Apache is about building communities of developers and users around an open source software. As such they can be analyzed with social networking tools to identify patterns of communications (communication networks), sub-communities within groups and bring up the most influential nodes. This type of analysis can be done over time using data from the Apache mailing lists.
Since I am a new Apache committer on CloudStack I wanted to have a look at the health of our community and thought a social network analysis (SNA) would do it. A little googling led me to this very nice research paper on SNA of the R mailing lists. I have not done all the analysis mentioned in the paper, especially the content based analysis but I wanted to post my early results.
Methodology: To get the graphs I grabbed the emails archive from Apache. I used Python to load the mbox files into single Mongo collections. I cleaned the data to avoid replications of senders as well as remove JIRA and Review Board entries. Then with a little bit of PyMongo I made the queries and build the graph with NetworkX. Finished up with the graph visualization and calculations using Gephi. Since there are thousands of emails and threads, there is still some work to pre-process the data, avoid duplicates and match individuals to multiple email addresses.
Using Gephi, I manipulated the graphs. Computing the degree of each node (i.e the number of direct connection to other nodes), the betweeness centrality (i.e a measure of how often a node serves as a bridge between the shortest path between two nodes. In other terms: is a node the best "proxy" between two other nodes ?), I then partitioned the graphs with a color code, trying to identify sub-communities. Finally for clarity I filtered nodes by degree. In CloudStack filtering is especially important since the list has grown quite large of late (This may actually be an indirect sign that it is time to split the dev list).

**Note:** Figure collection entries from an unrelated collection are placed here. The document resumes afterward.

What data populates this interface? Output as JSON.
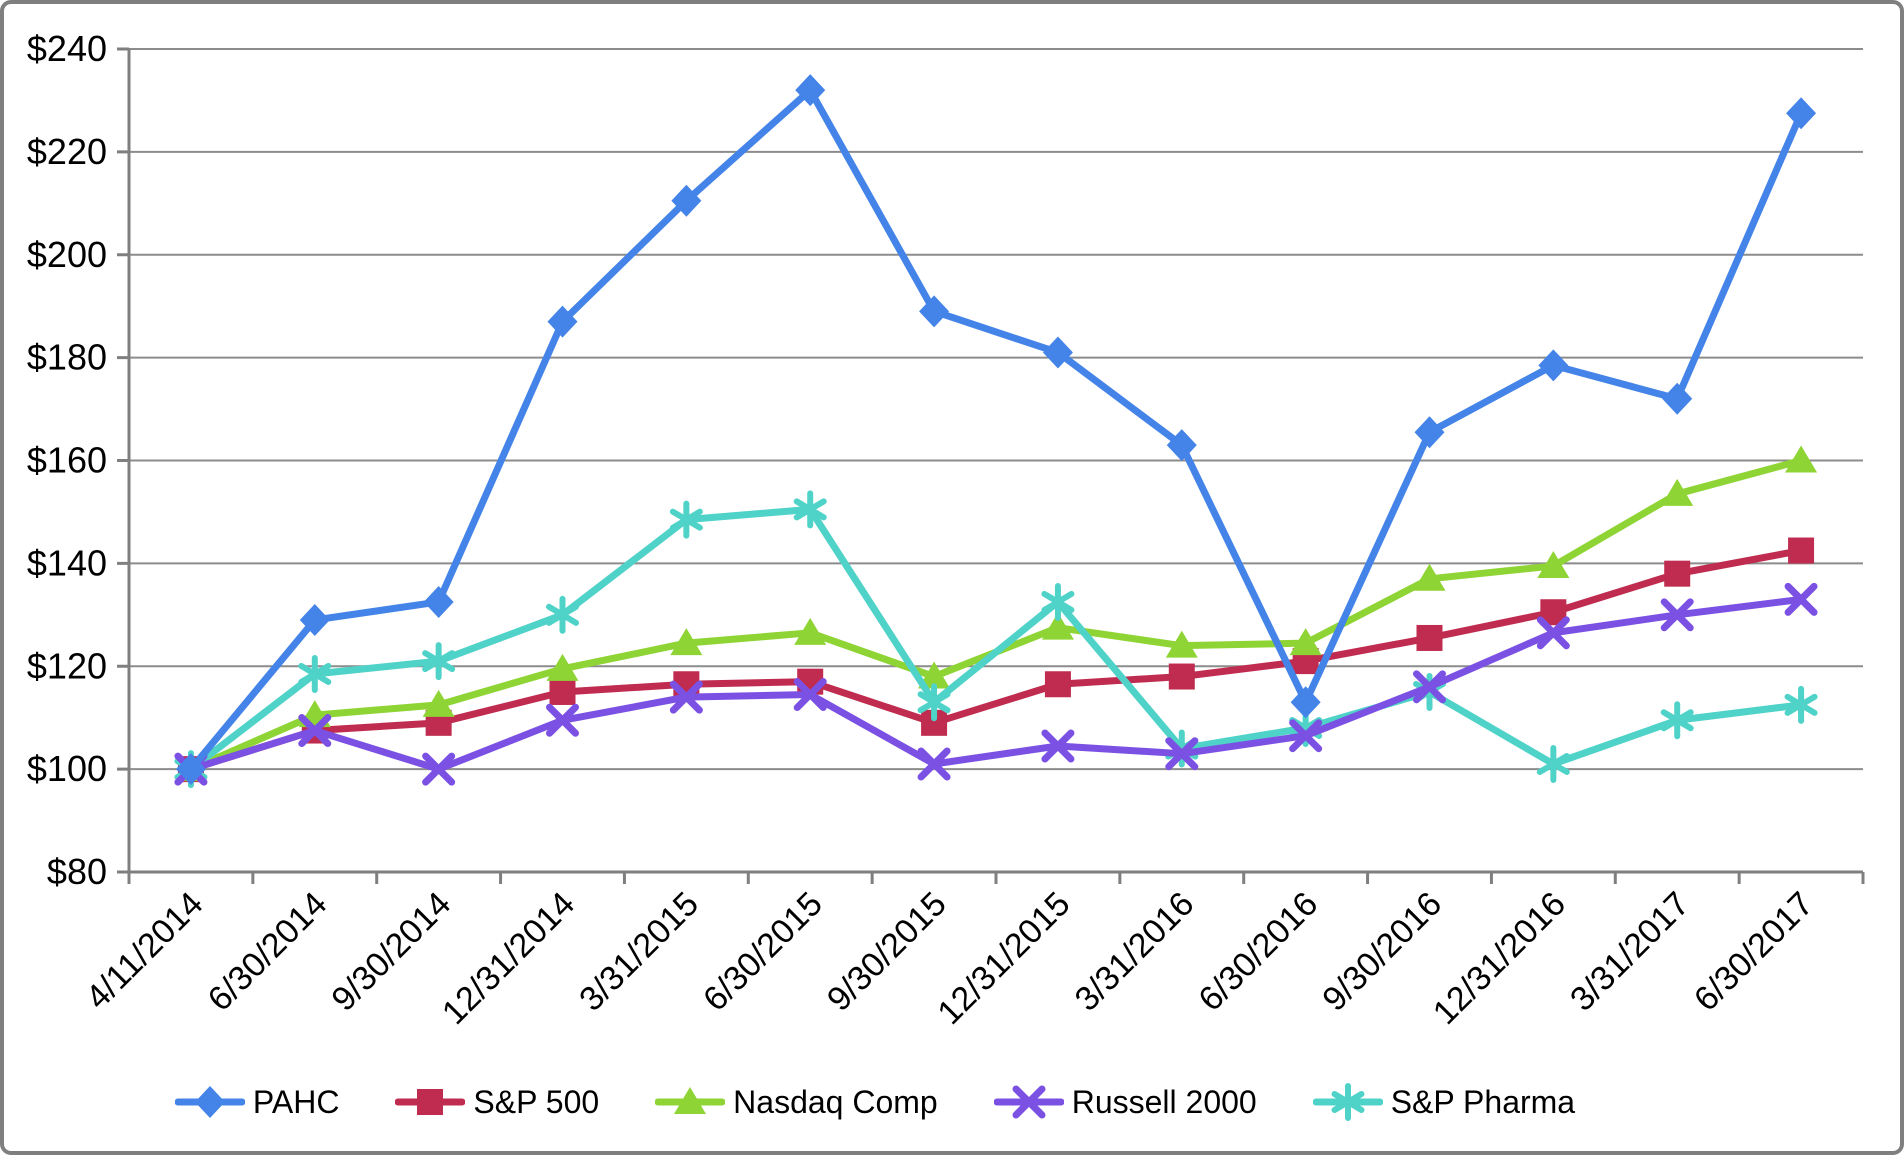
{
  "chart_data": {
    "type": "line",
    "title": "",
    "categories": [
      "4/11/2014",
      "6/30/2014",
      "9/30/2014",
      "12/31/2014",
      "3/31/2015",
      "6/30/2015",
      "9/30/2015",
      "12/31/2015",
      "3/31/2016",
      "6/30/2016",
      "9/30/2016",
      "12/31/2016",
      "3/31/2017",
      "6/30/2017"
    ],
    "series": [
      {
        "name": "PAHC",
        "color": "#4484E8",
        "marker": "diamond",
        "values": [
          100,
          129,
          132.5,
          187,
          210.5,
          232,
          189,
          181,
          163,
          113,
          165.5,
          178.5,
          172,
          227.5
        ]
      },
      {
        "name": "S&P 500",
        "color": "#C02C50",
        "marker": "square",
        "values": [
          100,
          107.5,
          109,
          115,
          116.5,
          117,
          109,
          116.5,
          118,
          121,
          125.5,
          130.5,
          138,
          142.5
        ]
      },
      {
        "name": "Nasdaq Comp",
        "color": "#8FD435",
        "marker": "triangle",
        "values": [
          100,
          110.5,
          112.5,
          119.5,
          124.5,
          126.5,
          118,
          127.5,
          124,
          124.5,
          137,
          139.5,
          153.5,
          160
        ]
      },
      {
        "name": "Russell 2000",
        "color": "#7B51E4",
        "marker": "x",
        "values": [
          100,
          107.5,
          100,
          109.5,
          114,
          114.5,
          101,
          104.5,
          103,
          106.5,
          116,
          126.5,
          130,
          133
        ]
      },
      {
        "name": "S&P Pharma",
        "color": "#4FD2C8",
        "marker": "asterisk",
        "values": [
          100,
          118.5,
          121,
          130,
          148.5,
          150.5,
          113,
          132.5,
          104,
          108,
          115,
          101,
          109.5,
          112.5
        ]
      }
    ],
    "ylim": [
      80,
      240
    ],
    "y_tick_step": 20,
    "y_tick_prefix": "$",
    "grid": true,
    "legend_position": "bottom",
    "draw_order": [
      1,
      2,
      4,
      3,
      0
    ],
    "style": {
      "grid_color": "#8C8C8C",
      "axis_color": "#7F7F7F",
      "border_color": "#7F7F7F",
      "text_color": "#000000",
      "background": "#FFFFFF"
    }
  }
}
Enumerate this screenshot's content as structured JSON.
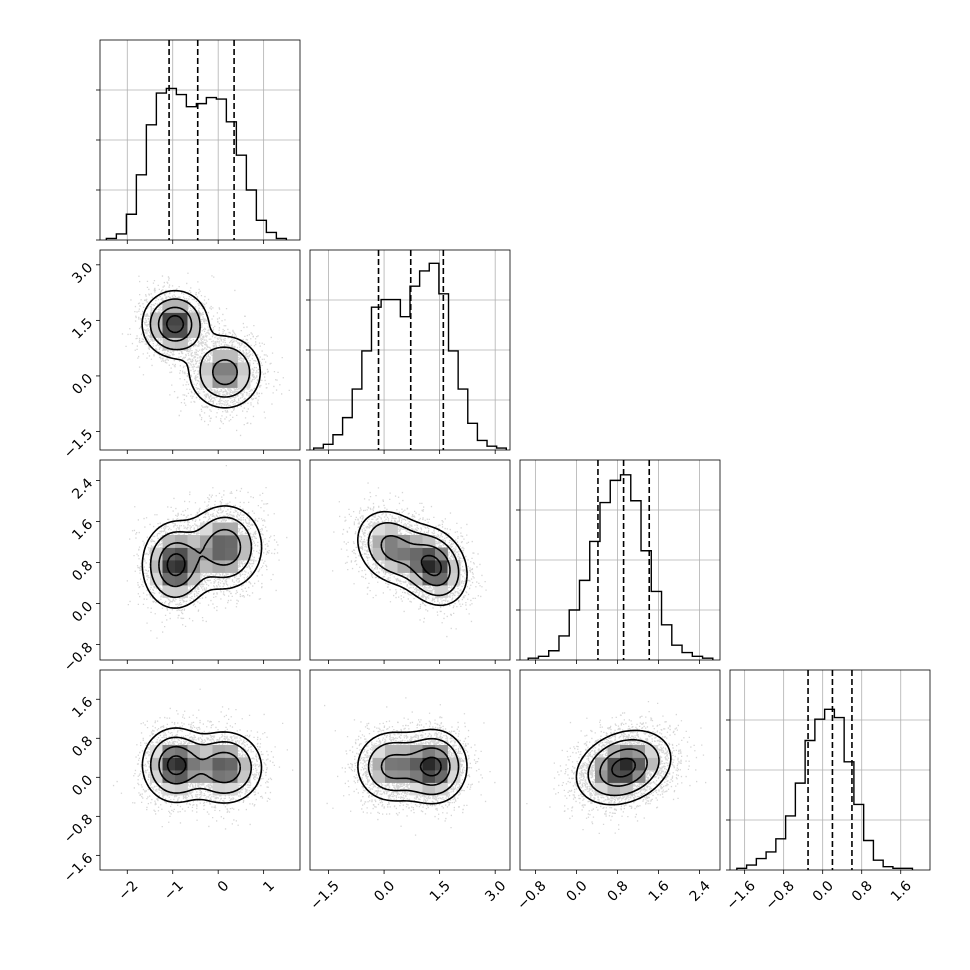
{
  "chart_data": {
    "type": "corner",
    "parameters": [
      {
        "range": [
          -2.6,
          1.8
        ],
        "ticks": [
          -2,
          -1,
          0,
          1
        ],
        "tick_labels": [
          "−2",
          "−1",
          "0",
          "1"
        ],
        "quantiles": [
          -1.08,
          -0.45,
          0.35
        ],
        "modes": [
          {
            "mean": -0.95,
            "sd": 0.36,
            "w": 0.5
          },
          {
            "mean": 0.15,
            "sd": 0.42,
            "w": 0.5
          }
        ]
      },
      {
        "range": [
          -2.0,
          3.4
        ],
        "ticks": [
          -1.5,
          0.0,
          1.5,
          3.0
        ],
        "tick_labels": [
          "−1.5",
          "0.0",
          "1.5",
          "3.0"
        ],
        "quantiles": [
          -0.15,
          0.72,
          1.6
        ],
        "modes": [
          {
            "mean": 0.2,
            "sd": 0.5,
            "w": 0.45
          },
          {
            "mean": 1.35,
            "sd": 0.45,
            "w": 0.55
          }
        ]
      },
      {
        "range": [
          -1.1,
          2.8
        ],
        "ticks": [
          -0.8,
          0.0,
          0.8,
          1.6,
          2.4
        ],
        "tick_labels": [
          "−0.8",
          "0.0",
          "0.8",
          "1.6",
          "2.4"
        ],
        "quantiles": [
          0.42,
          0.92,
          1.42
        ],
        "modes": [
          {
            "mean": 0.92,
            "sd": 0.46,
            "w": 1.0
          }
        ]
      },
      {
        "range": [
          -1.9,
          2.2
        ],
        "ticks": [
          -1.6,
          -0.8,
          0.0,
          0.8,
          1.6
        ],
        "tick_labels": [
          "−1.6",
          "−0.8",
          "0.0",
          "0.8",
          "1.6"
        ],
        "quantiles": [
          -0.3,
          0.2,
          0.6
        ],
        "modes": [
          {
            "mean": 0.2,
            "sd": 0.38,
            "w": 1.0
          }
        ]
      }
    ],
    "histogram": {
      "bins": 20,
      "panels": [
        {
          "edges": [
            -2.46,
            -2.24,
            -2.02,
            -1.8,
            -1.58,
            -1.36,
            -1.14,
            -0.92,
            -0.7,
            -0.48,
            -0.26,
            -0.04,
            0.18,
            0.4,
            0.62,
            0.84,
            1.06,
            1.28,
            1.5
          ],
          "counts": [
            0.01,
            0.04,
            0.17,
            0.43,
            0.76,
            0.97,
            1.0,
            0.96,
            0.88,
            0.9,
            0.94,
            0.93,
            0.78,
            0.56,
            0.33,
            0.13,
            0.05,
            0.01
          ]
        },
        {
          "edges": [
            -1.9,
            -1.64,
            -1.38,
            -1.12,
            -0.86,
            -0.6,
            -0.34,
            -0.08,
            0.18,
            0.44,
            0.7,
            0.96,
            1.22,
            1.48,
            1.74,
            2.0,
            2.26,
            2.52,
            2.78,
            3.04,
            3.3
          ],
          "counts": [
            0.01,
            0.03,
            0.08,
            0.17,
            0.32,
            0.52,
            0.75,
            0.79,
            0.79,
            0.7,
            0.86,
            0.94,
            0.98,
            0.82,
            0.52,
            0.32,
            0.14,
            0.05,
            0.02,
            0.01
          ]
        },
        {
          "edges": [
            -0.94,
            -0.74,
            -0.54,
            -0.34,
            -0.14,
            0.06,
            0.26,
            0.46,
            0.66,
            0.86,
            1.06,
            1.26,
            1.46,
            1.66,
            1.86,
            2.06,
            2.26,
            2.46,
            2.66
          ],
          "counts": [
            0.01,
            0.02,
            0.05,
            0.13,
            0.27,
            0.43,
            0.64,
            0.85,
            0.97,
            1.0,
            0.86,
            0.59,
            0.37,
            0.19,
            0.08,
            0.04,
            0.02,
            0.01
          ]
        },
        {
          "edges": [
            -1.76,
            -1.56,
            -1.36,
            -1.16,
            -0.96,
            -0.76,
            -0.56,
            -0.36,
            -0.16,
            0.04,
            0.24,
            0.44,
            0.64,
            0.84,
            1.04,
            1.24,
            1.44,
            1.64,
            1.84
          ],
          "counts": [
            0.01,
            0.03,
            0.07,
            0.11,
            0.19,
            0.33,
            0.53,
            0.79,
            0.92,
            0.98,
            0.93,
            0.66,
            0.4,
            0.18,
            0.06,
            0.02,
            0.01,
            0.01
          ]
        }
      ],
      "ymax": [
        1.32,
        1.05,
        1.08,
        1.22
      ]
    },
    "pairs": [
      {
        "x": 0,
        "y": 1,
        "samples": 3800,
        "rho": 0,
        "components": [
          {
            "mx": -0.95,
            "my": 1.4,
            "sx": 0.36,
            "sy": 0.45,
            "rho": 0.0,
            "w": 0.5
          },
          {
            "mx": 0.15,
            "my": 0.1,
            "sx": 0.42,
            "sy": 0.52,
            "rho": 0.0,
            "w": 0.5
          }
        ]
      },
      {
        "x": 0,
        "y": 2,
        "samples": 3800,
        "components": [
          {
            "mx": -0.95,
            "my": 0.75,
            "sx": 0.36,
            "sy": 0.42,
            "rho": 0.0,
            "w": 0.5
          },
          {
            "mx": 0.15,
            "my": 1.1,
            "sx": 0.42,
            "sy": 0.42,
            "rho": 0.0,
            "w": 0.5
          }
        ]
      },
      {
        "x": 1,
        "y": 2,
        "samples": 3800,
        "components": [
          {
            "mx": 0.2,
            "my": 1.1,
            "sx": 0.5,
            "sy": 0.38,
            "rho": -0.2,
            "w": 0.45
          },
          {
            "mx": 1.35,
            "my": 0.72,
            "sx": 0.45,
            "sy": 0.38,
            "rho": -0.2,
            "w": 0.55
          }
        ]
      },
      {
        "x": 0,
        "y": 3,
        "samples": 3800,
        "components": [
          {
            "mx": -0.95,
            "my": 0.25,
            "sx": 0.36,
            "sy": 0.38,
            "rho": 0.0,
            "w": 0.5
          },
          {
            "mx": 0.15,
            "my": 0.2,
            "sx": 0.42,
            "sy": 0.38,
            "rho": 0.0,
            "w": 0.5
          }
        ]
      },
      {
        "x": 1,
        "y": 3,
        "samples": 3800,
        "components": [
          {
            "mx": 0.2,
            "my": 0.22,
            "sx": 0.5,
            "sy": 0.38,
            "rho": 0.0,
            "w": 0.45
          },
          {
            "mx": 1.35,
            "my": 0.22,
            "sx": 0.45,
            "sy": 0.38,
            "rho": 0.0,
            "w": 0.55
          }
        ]
      },
      {
        "x": 2,
        "y": 3,
        "samples": 3800,
        "components": [
          {
            "mx": 0.92,
            "my": 0.2,
            "sx": 0.46,
            "sy": 0.38,
            "rho": 0.25,
            "w": 1.0
          }
        ]
      }
    ],
    "contour_levels": [
      0.5,
      1.0,
      1.5,
      2.0
    ],
    "grid": true,
    "colors": {
      "ink": "#000000",
      "grid": "#b0b0b0",
      "background": "#ffffff"
    }
  }
}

The graph of the cloudstack-dev mailing list can be seen below:
What stands out right away are the largest nodes, or the most influential nodes according to betweeness centrality. Chip, David, Edison, Chiradeep, Hugo, Wido, Alex are all members of the PMC and exhibit a high centrality. Prasanna and Rohit also exhibit a high centrality but are not currently in the PMC. Also of interest is that this graph is valid since CloudStack joined Apache in April 2012, we can identify contributors who are not active currently but once where and thus are still part of the overall communication network. The color code highlights communities within the community. There seems to be 4 to 5 sub-communities (green, blue, red, cyan, yellow, more investigation is necessary to give interesting meanings to these sub-communities. You will also notice that the edges have all the same thickness. This means that they have the same weight. Once two people exchange an email, an edge is drawn between the two nodes. If they communicate again, the edge is not modified. I will add edge weighting in a future study, this will show us "pathways" between community members and will also affect the influence of the nodes.
Update January 22nd: I added weight to the edges. In english this means that everytime two people communicated in a thread I increases their connectidness by 1. The graph below shows edges with a different thickness. Nodes and Edges were filtered to highlight the strongest connection. This clearly shows the "PMC" of ACS.
The graph of the cloudstack users mailing list can be seen below:
What stands out the most in this graph is that some of the PMC members are still influential (Chiradeep, David, Alex and Edison for instance). But new influential nodes have appeared. Most notably: mcirauqui, geoff.higginbottom and ahmad.emneina. Chip Childers is still present but his influence in this users community is much less. Based on this I am ready to campaign for mcirauqui and geoff to become committers, as they are clear contributors of the CloudStack users community :)
For comparison I checked the HDFS dev mailing list (note that this is fairly restrictive since Hadoop is a very large ecosystem with many mailing lists), followed the same process and obtained the following graph. Maybe the HDFS community can help me analyze it and see if this gives the right picture of their dev community :)
I plan to do more work on this. Cleaning the dataset a bit further, studying the community partitioning, and especially building content based graphs. These will allow us to identify communication network on a particular topic. Say you want to learn about SDN support in CloudStack, we could generate the graph and see who are the most "influential" nodes about SDN in CloudStack.